The U.S. GAO (Government of Accountability Office) related on July 24, 2007 a strong link between computer interconnectivity and criminal activities. It reported that cyber criminals abuse this interconnectivity to make financial gains and to perform malicious acts like identity fraud, child exploitation, and terrorism.

Cyber crime has been affecting the US economy significantly and is a threat to the country's security interests. Various experts and studies have estimated that such crime directly cost the US economy billions of dollars every year. US organizations have suffered an annual loss of $67.2 Billion as a result of computer crime, according to the GAO report.

Terrorist groups too have committed cyber crime to gather money to carry out their operations. Despite the loss of information and money, the exact consequences of cyber crime is not known often due to lack of correct detection and reporting.

IT personnel are struggling to enforce stronger security, and law enforcement bodies are battling to curb the expanding problem that is particularly vibrant overseas and is beyond government's legal access. A number of private and public entities try to fulfill their responsibilities of protecting against, identifying, pursuing and investigating, and prosecuting cyber criminals.

The word 'cyber' concerns providing security to two worlds - the public sector and the private sector.
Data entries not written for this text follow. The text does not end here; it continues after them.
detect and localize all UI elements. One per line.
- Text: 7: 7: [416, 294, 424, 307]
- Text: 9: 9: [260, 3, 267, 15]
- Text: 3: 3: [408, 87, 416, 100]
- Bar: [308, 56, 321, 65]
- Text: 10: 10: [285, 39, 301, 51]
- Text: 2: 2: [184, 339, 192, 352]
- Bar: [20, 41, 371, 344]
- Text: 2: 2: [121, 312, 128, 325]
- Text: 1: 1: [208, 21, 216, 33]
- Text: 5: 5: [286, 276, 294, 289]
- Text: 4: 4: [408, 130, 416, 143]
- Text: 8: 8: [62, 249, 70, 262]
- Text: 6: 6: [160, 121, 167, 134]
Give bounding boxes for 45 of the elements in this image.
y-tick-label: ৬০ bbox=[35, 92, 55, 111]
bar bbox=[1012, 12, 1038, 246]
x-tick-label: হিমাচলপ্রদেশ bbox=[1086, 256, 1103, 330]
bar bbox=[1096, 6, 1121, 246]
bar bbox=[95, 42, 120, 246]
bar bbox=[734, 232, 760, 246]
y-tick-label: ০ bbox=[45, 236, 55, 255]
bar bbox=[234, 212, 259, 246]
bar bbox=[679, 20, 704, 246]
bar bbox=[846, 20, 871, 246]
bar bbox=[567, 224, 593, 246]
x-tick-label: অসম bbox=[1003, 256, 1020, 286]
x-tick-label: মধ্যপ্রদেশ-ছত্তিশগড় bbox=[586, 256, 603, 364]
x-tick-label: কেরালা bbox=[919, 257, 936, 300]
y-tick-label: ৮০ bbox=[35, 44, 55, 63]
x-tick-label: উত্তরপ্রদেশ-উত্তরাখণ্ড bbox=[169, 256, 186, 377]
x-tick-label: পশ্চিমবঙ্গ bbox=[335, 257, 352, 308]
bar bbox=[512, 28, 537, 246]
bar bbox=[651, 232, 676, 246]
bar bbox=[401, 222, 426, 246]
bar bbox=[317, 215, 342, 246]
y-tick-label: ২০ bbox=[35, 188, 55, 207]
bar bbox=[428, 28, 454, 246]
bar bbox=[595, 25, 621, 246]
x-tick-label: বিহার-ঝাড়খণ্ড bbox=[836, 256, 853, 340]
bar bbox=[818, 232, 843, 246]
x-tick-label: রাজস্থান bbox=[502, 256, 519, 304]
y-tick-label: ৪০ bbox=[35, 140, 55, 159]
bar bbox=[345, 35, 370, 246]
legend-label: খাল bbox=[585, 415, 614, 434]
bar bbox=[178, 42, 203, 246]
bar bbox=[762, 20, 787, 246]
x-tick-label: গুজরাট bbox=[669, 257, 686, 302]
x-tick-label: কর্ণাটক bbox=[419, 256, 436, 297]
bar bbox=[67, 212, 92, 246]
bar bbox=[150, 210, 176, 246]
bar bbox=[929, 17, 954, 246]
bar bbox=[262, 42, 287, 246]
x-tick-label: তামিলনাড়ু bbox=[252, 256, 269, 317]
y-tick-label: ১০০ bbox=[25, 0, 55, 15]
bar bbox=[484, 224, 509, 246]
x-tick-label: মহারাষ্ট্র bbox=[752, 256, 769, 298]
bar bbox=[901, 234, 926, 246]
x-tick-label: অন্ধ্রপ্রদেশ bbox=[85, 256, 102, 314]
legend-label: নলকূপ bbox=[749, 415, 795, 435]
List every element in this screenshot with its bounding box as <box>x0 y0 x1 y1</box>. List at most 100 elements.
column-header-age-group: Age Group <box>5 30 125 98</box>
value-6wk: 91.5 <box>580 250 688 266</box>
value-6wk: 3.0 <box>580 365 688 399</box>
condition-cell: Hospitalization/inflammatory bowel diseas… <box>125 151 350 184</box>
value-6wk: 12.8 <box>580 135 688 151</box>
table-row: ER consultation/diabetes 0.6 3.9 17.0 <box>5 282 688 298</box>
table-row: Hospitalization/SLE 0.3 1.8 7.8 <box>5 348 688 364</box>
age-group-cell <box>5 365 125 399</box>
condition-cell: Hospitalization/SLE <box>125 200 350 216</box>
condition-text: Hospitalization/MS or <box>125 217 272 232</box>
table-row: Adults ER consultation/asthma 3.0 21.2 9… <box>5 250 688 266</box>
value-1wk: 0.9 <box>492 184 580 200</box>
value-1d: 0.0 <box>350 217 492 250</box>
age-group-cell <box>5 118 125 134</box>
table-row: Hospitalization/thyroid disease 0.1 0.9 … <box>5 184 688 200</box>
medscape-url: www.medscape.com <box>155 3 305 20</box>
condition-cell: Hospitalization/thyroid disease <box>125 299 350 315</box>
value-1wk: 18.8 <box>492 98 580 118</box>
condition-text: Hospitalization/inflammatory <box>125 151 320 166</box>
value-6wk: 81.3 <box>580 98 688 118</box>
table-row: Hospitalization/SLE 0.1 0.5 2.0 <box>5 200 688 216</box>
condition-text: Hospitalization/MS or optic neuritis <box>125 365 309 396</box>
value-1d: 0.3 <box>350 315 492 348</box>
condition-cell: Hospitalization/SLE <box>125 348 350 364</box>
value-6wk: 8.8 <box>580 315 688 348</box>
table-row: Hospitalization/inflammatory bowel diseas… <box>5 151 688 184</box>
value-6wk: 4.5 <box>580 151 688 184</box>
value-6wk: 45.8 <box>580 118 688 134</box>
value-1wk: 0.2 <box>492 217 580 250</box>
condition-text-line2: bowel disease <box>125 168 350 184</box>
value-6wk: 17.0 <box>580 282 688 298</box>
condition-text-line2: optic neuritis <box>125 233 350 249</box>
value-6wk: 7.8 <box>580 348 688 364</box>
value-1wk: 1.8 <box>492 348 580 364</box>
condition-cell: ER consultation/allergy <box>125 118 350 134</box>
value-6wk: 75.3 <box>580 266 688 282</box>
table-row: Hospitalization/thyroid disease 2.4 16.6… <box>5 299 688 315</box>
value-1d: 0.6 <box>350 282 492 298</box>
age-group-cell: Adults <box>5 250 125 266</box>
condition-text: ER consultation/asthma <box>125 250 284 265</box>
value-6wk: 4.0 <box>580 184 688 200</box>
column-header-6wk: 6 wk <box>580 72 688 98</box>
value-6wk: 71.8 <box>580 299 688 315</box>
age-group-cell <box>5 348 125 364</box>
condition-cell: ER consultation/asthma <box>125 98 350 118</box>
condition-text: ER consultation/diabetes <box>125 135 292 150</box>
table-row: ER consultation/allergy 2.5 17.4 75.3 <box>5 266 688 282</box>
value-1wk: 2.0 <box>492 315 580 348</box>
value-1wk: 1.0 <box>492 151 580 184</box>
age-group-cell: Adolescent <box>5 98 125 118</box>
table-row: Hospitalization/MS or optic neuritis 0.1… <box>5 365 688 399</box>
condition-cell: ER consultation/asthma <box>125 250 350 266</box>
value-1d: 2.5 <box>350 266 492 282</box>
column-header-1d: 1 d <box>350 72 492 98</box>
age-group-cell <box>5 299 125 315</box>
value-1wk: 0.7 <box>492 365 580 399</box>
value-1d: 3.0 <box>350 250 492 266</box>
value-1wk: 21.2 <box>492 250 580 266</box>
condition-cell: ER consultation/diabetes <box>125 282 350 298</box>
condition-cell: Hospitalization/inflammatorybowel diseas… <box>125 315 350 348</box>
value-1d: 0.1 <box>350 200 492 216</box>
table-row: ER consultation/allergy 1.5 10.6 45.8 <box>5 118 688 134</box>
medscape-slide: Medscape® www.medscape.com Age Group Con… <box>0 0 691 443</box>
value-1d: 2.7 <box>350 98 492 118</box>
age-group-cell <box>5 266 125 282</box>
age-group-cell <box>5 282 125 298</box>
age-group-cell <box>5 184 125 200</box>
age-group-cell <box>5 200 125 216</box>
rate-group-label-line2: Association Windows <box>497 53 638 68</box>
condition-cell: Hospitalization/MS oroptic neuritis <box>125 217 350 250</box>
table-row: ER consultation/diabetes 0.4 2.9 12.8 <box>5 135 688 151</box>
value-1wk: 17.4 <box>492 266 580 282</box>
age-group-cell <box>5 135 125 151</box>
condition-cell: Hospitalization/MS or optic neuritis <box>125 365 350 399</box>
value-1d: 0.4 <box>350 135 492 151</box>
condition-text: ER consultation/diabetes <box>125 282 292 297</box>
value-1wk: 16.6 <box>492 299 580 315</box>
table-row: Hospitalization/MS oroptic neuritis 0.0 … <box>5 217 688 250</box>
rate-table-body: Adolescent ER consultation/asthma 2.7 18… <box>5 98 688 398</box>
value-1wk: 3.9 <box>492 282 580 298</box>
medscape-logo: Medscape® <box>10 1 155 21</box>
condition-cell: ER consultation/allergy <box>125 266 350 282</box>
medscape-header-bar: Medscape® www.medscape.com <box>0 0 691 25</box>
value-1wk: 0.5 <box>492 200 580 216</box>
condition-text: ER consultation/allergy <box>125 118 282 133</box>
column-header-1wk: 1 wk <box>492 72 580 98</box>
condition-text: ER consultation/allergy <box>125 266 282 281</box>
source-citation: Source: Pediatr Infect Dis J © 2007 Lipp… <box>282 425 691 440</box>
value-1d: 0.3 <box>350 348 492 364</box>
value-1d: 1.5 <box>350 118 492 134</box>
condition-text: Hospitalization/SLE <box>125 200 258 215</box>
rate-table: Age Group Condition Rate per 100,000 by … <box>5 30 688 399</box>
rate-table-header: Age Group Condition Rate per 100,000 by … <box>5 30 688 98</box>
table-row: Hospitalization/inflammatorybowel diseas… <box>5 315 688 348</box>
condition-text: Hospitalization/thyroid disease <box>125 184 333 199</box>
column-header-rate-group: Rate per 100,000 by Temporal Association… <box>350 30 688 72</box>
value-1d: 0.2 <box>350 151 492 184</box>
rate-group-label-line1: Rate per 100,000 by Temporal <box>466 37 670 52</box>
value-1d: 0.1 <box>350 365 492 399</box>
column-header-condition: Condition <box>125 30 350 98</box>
With regard to the latter, the Department of Homeland Security could provide strength by demonstrating how to control its networks. Unfortunately, GAO's efforts and the government's own probing into the department's activities have reflected conflicting aspects of the phrase 'information security'. This is not acceptable, said Congressman Bennie G. Thompson, according to InformationWeek publication on July 24, 2007.

The report further relates that the various kinds of cyber crime are rising. These include botnets, spam, hacking, phishing, Trojan horses and other malware. They all represented an impressive growth during 2006-07.

The report noted that there were an average of 63,912 bot computers in a single day during July-December 2006. Further, there were 166,248 exclusive phishing e-mails during the same months in 2006. Before that, nearly 40% of banking and financial services suffered the maximum attacks from trojans in 2005.